The Islands are scattered through the sea to the north east of Papua New Guinea, near the Solomon Islands. They fall under the political auspices of the Autonomous Region of Bougainville, which takes its name from the largest island in the troubled region of Papua New Guinea.
It’s just under 20 years since the ‘big island’ — Bougainville — marked the end of its savage civil war. Ironically, that’s where the world’s first climate refugees are now finding peace and security.
“We have relocated ten families so far,” Rakova says. “It’s 103 people currently living in our relocated site at the moment, and we want to move 140 more families.”
She says Australia has provided no funding to help — with the evacuation falling to community groups, funded almost entirely by various churches — but that this is where the islanders’ biggest neighbour can provide support.
“We have actually been working on relocating our people for 10 years now,” Rakova says. “[We’re] looking at $8,500 for one house, and so for 140 houses, we will need $1.6 million. I know Australia has this money, and this is why Australia has the opportunity and the ability to support us.”
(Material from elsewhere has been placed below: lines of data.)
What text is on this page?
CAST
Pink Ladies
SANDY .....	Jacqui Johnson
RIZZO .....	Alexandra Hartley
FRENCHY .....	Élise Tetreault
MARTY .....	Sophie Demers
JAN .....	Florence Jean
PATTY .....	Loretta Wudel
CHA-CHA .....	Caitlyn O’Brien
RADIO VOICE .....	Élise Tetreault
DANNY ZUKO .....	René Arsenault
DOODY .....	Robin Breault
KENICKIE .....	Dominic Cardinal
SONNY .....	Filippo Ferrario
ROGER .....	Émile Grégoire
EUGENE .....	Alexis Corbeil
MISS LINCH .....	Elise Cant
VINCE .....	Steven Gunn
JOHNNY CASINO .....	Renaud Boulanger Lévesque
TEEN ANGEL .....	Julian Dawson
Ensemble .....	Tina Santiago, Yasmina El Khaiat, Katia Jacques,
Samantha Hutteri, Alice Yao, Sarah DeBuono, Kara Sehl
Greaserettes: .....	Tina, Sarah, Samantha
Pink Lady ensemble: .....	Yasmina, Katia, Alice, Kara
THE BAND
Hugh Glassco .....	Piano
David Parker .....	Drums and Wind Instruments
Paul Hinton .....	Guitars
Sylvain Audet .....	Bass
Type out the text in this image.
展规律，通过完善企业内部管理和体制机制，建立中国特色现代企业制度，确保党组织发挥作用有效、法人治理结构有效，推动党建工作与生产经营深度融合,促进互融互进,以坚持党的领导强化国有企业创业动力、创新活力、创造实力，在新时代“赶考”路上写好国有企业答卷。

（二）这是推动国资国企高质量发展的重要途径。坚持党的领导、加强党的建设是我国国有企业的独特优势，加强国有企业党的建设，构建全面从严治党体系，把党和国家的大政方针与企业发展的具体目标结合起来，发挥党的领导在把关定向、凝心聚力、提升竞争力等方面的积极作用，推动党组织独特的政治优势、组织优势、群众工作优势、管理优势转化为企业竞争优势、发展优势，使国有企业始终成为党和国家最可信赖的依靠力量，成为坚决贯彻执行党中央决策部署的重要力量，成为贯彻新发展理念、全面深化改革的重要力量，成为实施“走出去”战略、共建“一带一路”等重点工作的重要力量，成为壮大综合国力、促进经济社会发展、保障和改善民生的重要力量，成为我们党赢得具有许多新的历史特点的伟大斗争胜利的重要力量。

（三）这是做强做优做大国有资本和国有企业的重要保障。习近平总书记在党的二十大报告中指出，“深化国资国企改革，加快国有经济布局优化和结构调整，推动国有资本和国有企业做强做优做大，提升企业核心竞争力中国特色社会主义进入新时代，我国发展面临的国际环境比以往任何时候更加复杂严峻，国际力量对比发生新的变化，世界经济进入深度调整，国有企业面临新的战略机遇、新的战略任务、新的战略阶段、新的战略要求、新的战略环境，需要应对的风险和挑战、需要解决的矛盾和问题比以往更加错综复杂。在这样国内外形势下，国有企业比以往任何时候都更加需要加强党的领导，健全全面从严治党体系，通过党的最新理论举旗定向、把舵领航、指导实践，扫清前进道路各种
She says the islanders feel “very much the same way as President Tong” of Kiribati, whose homelands are also sinking. At the Paris climate conference last year, President Anote Tong told New Matilda that the Coalition government simply “don’t care” about the fate of low-lying islanders.
Tong also attacked Prime Minister Malcolm Turnbull’s “selfish” determination to grow Australia’s coal exports as climate-vulnerable nations suffer, arguing those profits comes at the expense of entire nations’ cultures.
Rokova and Taehu are doing what they can to save theirs. “We are working…to document our traditional knowledge, and basically to protect our reefs,” Rakova says. “We still want to feel connected to the island by going back and doing our fishing.”
Despite the increasingly hostile environment, not everyone’s willing to leave. The Carteret Islands evacuation program involves 150 families, and less than two thirds of the islands’ population. Many of elderly will try to live out their lives on their homeland.
“When we go to our new locations, we want to continue providing food to the elderly people and those who will be left on the islands,” Rakova says. “So out of our surplus food gardens, we are continuing to send some food home to relatives.”
After ten years of work, only ten families have been moved so far. The focus has been on building houses, food security, and relationships with the ‘host community’ on mainland Bougainville.
As the hungry tide engulfs more land, the evacuation of islanders who don’t have electricity, and contributed virtually nothing to causing climate change, will obviously need to speed up. According to Rakova, there’s ultimately no other option.
“Leaving your own homeland is always an emotional stress. People are emotionally stressed and emotionally attached to the island. However, they will need to move in the near future, because the sea is not going to stop eroding the shorelines,” she says.